Abdel Rahman El Bacha Saves the Day

Abdel Rahman El Bacha, piano
Belgian National Orchestra/Andrew Litton
Brussels, Centre for Fine Arts, 2 October 2013

With ballet music – Poulenc's Les Biches and Act 2 from Tchaikovsky's Nutcracker – framing the Piano concerto from Ravel, the Belgian National Orchestra under American guest conductor Andrew Litton promised an evening full of elegance, color and sophistication. Soloist for the Ravel was the Franco-Lebanese pianist Abdel Rahman El Bacha, laureate of the Queen Elisabeth Competition in this very same place in 1978, then a mere 19-year old. The present concert was in aid of CAP 48, a fundraising initiative of the Belgian TV network working hard for the integration of disabled people – though sad to see in this respect that the concert hall was only two thirds filled this evening.

Sophistication, however, isn't the Belgian National Orchestra's forte. Poulenc's five-part suite from his ballet Les Biches, premiered in 1924 for Diaghilev's Ballet Russes, needed a lot more than was given here. Maestro Litton went for an ebullient rendition, yet this was far too much interpreted as playing at a constant high volume, with often raucous instrumental passages – a robust peasants' riot rather than Poulenc's drawing-room party scene. Orchestral detail was also blurred behind a wall of strings, which gave the suite a monochrome reverb in spite of the rich orchestration.

The gap became even wider when Abdel Rahman El Bacha joined for Ravel's Piano concerto. Interestingly, El Bacha was taught by Zvart Sarkissian, a Palestine-Armenian pianist who was herself a pupil of Marguerite Long, the dedicatee and first performer of the concerto in 1932. El Bacha gave an utterly compelling reading, luminous and bright, underpinned by his effortless technique and straightforward musical sense. He sounded perfectly at home in the sparkling outer movements, but his true moment of grace came in the Adagio assai where the long opening solo piano part highlighted his articulation and extraordinary evenness of touch – a moment of time-suspending serenity and innocence. All the more a shame that the Belgian National Orchestra nowhere matched his refinement. The enthusiasm couldn't hide the occasional problems of intonation (horn, woodwinds) and insufficient dynamic control.

El Bacha was rightfully cheered for his performance and returned with an exciting but beautifully shaped rendition of Rachmaninoff Prelude in G minor, Op. 23/5.

After the interval Litton brought the complete 2nd Act of Tchaikovsky's Nutcracker, a rarity in the concert hall, Christmas time or not. Tchaikovsky's last ballet is an irresistibly delightful score, even without the snowflakes and sugar plums dancing on stage, that sends you home humming and with a large smile on your face. Andrew Litton has proven to be a fine Tchaikovsky conductor with several remarkable recordings. He evidently loves the music and his understanding of this particular score was undeniable, whether by relevant inflections in the phrasing or nuances in tempi.

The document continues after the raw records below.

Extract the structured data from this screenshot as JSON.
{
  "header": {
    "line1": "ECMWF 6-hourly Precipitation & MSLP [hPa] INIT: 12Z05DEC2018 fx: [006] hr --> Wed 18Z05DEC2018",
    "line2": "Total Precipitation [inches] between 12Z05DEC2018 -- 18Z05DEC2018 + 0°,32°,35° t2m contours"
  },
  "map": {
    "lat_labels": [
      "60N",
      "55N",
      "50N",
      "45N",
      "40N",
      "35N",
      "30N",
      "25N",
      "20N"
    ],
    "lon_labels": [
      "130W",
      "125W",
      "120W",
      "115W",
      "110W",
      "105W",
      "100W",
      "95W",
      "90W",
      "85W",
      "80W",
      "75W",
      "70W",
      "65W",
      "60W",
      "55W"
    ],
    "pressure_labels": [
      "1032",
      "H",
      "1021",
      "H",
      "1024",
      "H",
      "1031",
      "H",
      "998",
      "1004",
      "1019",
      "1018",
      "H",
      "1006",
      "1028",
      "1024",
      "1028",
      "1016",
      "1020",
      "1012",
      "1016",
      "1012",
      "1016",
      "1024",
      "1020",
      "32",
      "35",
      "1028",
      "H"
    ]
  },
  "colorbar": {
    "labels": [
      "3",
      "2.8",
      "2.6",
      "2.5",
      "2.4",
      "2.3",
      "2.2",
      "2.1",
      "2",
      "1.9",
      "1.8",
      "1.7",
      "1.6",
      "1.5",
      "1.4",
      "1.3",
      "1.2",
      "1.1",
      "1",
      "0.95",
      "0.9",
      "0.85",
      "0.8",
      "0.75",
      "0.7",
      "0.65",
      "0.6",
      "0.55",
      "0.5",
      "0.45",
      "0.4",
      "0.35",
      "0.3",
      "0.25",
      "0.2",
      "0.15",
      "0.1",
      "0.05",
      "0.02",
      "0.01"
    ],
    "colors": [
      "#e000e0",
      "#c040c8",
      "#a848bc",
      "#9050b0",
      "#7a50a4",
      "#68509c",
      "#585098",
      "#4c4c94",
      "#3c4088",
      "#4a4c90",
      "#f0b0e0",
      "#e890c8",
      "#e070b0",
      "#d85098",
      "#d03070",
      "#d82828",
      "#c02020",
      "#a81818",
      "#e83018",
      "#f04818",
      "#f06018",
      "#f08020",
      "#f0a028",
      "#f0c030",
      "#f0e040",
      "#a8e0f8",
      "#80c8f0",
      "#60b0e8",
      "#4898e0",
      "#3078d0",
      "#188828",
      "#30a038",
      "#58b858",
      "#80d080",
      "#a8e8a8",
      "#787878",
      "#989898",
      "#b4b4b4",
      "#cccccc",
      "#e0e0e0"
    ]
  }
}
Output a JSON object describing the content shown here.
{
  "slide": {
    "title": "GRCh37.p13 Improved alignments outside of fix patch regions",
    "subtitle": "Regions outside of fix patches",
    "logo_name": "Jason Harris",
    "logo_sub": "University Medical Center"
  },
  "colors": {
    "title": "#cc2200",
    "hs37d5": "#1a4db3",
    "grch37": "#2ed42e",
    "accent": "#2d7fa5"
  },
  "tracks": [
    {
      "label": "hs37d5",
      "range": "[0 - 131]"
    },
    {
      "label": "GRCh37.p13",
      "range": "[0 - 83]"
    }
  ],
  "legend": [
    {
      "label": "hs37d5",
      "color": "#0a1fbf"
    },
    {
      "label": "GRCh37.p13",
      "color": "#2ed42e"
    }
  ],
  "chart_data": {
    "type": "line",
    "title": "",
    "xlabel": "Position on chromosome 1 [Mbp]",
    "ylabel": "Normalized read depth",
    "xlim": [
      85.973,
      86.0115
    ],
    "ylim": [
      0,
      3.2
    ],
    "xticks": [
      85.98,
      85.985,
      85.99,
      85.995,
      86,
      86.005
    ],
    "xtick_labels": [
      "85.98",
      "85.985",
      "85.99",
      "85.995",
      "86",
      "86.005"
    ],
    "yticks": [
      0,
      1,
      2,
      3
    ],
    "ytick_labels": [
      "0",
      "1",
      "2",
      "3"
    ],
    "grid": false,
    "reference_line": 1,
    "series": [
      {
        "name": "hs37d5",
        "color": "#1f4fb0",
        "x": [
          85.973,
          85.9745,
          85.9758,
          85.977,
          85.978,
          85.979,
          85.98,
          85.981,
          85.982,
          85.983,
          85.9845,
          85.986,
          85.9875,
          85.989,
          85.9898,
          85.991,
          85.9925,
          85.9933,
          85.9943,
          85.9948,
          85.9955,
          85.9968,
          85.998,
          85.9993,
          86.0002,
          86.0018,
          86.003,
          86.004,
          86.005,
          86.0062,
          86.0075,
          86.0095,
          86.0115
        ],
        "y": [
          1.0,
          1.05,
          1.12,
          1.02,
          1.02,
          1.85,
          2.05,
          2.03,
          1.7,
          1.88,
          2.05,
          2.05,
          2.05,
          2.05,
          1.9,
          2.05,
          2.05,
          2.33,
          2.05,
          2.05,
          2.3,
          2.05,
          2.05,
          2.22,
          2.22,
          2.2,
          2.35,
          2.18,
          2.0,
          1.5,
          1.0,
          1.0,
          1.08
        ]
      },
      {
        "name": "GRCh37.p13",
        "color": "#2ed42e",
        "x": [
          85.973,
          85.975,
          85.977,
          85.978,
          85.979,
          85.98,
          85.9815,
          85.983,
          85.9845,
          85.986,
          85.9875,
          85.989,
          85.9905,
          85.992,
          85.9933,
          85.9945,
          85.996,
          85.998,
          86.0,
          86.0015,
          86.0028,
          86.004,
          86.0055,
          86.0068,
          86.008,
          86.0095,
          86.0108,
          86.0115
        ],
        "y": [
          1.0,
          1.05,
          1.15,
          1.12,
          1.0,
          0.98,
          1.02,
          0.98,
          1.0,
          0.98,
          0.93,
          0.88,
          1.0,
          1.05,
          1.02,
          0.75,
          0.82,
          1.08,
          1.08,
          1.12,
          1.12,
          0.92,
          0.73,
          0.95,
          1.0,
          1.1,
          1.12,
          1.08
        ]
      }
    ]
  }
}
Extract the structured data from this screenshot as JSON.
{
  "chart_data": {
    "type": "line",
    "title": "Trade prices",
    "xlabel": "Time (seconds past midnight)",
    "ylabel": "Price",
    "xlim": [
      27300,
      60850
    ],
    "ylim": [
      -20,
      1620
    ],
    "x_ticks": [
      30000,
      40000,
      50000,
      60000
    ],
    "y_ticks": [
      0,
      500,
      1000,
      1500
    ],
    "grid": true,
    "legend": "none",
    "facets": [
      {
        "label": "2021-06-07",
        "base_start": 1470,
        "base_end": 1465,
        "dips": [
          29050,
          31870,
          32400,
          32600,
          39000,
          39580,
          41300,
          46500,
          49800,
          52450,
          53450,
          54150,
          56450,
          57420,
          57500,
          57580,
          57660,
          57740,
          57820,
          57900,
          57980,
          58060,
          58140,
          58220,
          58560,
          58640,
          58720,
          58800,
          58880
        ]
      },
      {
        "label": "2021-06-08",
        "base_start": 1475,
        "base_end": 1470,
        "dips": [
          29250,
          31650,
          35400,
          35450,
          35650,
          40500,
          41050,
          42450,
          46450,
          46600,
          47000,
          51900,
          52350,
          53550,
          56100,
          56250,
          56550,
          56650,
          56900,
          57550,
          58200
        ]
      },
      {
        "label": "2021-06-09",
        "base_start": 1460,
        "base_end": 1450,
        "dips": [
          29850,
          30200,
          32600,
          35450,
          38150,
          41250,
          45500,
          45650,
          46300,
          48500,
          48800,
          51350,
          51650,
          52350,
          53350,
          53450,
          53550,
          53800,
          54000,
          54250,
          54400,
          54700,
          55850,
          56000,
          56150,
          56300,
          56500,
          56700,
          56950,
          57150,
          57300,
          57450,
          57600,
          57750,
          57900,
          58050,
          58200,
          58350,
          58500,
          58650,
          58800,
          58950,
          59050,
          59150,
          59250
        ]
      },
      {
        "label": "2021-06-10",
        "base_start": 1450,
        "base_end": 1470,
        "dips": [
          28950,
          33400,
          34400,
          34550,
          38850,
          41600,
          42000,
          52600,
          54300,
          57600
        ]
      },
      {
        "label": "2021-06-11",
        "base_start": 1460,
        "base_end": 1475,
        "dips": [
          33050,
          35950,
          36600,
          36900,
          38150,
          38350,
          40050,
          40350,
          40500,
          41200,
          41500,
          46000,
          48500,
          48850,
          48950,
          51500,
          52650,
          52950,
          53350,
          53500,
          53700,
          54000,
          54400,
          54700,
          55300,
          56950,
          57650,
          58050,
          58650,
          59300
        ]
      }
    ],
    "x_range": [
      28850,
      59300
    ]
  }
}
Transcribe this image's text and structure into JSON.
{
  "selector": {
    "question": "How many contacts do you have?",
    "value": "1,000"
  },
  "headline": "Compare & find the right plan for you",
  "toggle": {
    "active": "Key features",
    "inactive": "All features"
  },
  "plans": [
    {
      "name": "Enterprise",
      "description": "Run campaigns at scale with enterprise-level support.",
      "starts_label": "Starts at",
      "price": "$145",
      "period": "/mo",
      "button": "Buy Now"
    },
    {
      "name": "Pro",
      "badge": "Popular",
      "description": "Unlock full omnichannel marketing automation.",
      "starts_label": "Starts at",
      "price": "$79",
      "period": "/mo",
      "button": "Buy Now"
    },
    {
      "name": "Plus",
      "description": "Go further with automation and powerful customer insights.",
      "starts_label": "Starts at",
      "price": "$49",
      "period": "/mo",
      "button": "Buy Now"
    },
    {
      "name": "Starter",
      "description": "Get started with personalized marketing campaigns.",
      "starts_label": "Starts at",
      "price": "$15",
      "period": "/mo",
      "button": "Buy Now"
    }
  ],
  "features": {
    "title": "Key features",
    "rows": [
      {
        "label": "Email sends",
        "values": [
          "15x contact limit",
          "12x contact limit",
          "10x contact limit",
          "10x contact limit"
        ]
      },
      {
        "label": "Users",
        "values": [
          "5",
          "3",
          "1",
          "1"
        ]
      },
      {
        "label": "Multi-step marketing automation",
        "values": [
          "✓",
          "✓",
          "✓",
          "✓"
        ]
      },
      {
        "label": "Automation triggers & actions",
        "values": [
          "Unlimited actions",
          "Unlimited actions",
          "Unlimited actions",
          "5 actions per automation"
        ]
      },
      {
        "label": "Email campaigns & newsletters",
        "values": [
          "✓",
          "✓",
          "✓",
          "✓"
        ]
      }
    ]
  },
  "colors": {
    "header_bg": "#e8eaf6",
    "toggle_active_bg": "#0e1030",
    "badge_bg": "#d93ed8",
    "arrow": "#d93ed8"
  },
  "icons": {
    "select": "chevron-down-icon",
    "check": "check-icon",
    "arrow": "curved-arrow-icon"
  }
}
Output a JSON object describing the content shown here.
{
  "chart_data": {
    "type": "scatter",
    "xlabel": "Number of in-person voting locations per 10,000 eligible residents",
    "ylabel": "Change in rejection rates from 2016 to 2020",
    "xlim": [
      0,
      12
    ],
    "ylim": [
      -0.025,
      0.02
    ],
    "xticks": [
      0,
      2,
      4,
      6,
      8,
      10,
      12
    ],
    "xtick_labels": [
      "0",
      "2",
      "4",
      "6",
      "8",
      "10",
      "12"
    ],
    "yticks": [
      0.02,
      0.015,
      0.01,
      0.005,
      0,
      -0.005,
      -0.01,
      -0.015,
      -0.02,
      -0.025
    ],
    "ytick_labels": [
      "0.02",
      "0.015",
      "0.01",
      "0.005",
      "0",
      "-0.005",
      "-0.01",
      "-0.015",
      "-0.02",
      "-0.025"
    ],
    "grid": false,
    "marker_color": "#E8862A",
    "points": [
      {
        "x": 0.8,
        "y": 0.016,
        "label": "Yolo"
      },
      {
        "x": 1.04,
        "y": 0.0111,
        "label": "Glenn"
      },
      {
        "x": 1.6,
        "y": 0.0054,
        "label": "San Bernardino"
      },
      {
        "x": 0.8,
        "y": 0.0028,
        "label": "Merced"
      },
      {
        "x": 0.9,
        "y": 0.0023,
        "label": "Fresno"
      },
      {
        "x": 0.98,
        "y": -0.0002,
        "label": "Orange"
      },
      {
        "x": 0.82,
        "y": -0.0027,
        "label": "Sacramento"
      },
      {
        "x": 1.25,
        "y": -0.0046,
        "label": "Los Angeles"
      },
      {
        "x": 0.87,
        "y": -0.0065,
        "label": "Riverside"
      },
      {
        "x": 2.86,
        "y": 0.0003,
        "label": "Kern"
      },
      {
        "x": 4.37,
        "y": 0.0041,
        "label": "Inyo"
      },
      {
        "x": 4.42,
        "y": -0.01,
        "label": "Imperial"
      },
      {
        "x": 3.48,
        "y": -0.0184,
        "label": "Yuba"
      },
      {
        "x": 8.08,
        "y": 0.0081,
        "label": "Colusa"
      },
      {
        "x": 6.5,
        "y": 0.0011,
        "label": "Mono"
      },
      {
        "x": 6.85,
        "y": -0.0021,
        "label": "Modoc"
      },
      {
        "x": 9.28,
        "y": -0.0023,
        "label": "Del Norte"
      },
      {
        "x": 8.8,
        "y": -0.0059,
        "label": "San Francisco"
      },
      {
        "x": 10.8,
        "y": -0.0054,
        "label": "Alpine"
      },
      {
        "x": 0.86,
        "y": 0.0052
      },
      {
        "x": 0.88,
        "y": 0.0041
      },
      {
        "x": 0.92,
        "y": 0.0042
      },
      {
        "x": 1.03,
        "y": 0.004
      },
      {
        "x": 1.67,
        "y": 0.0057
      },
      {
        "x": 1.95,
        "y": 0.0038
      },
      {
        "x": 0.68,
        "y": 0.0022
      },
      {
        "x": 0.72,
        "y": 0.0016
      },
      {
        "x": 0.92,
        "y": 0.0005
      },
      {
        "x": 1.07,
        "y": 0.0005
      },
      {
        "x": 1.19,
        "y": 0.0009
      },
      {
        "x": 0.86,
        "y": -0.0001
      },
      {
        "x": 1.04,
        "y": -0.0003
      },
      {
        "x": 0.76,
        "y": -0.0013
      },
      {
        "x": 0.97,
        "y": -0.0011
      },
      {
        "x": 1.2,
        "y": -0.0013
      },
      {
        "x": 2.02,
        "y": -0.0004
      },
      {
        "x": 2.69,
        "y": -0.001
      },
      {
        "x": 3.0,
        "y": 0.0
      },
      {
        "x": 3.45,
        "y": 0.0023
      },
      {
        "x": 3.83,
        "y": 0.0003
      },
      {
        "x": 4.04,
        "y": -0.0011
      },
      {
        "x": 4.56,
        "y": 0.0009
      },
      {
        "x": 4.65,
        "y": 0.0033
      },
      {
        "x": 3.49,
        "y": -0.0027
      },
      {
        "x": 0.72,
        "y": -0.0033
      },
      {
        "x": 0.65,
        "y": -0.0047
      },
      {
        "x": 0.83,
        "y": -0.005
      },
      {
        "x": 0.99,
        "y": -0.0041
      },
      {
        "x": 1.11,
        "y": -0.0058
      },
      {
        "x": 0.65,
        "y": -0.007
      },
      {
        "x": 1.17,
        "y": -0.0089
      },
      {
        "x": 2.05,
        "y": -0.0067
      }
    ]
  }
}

What he couldn't help though was the rough-and-ready playing and indifferent sonority of the orchestra. That Litton quite naturally opted for a symphonic approach was no reason for downplaying the innate elegance and particular atmosphere of the music. The national dances, which belong to the most popular sections of the Nutcracker, were boisterous but short on flavor. The larger canvases (the opening sections, waltz and Andante maestoso) were string-dominated, if not necessarily well defined (the basses lacked presence, the violins warmth), with the woodwinds underexposed again. Tutti were loud and ugly. A prime example was the Andante maestoso (the Pas de deux) where the gradual buildup following the E minor passage went for nothing because the orchestra had started too loud and lacked reserve to hit the real climax.

The concert ended in an anti-climactic fashion, when the timpanist broke off two bars too early before everybody else in the Valse finale et Apothéose. A lackluster finale for an uneven evening, saved by Abdel Rahman El Bacha, who is definitely an artist deserving to be better known, and not only in Europe.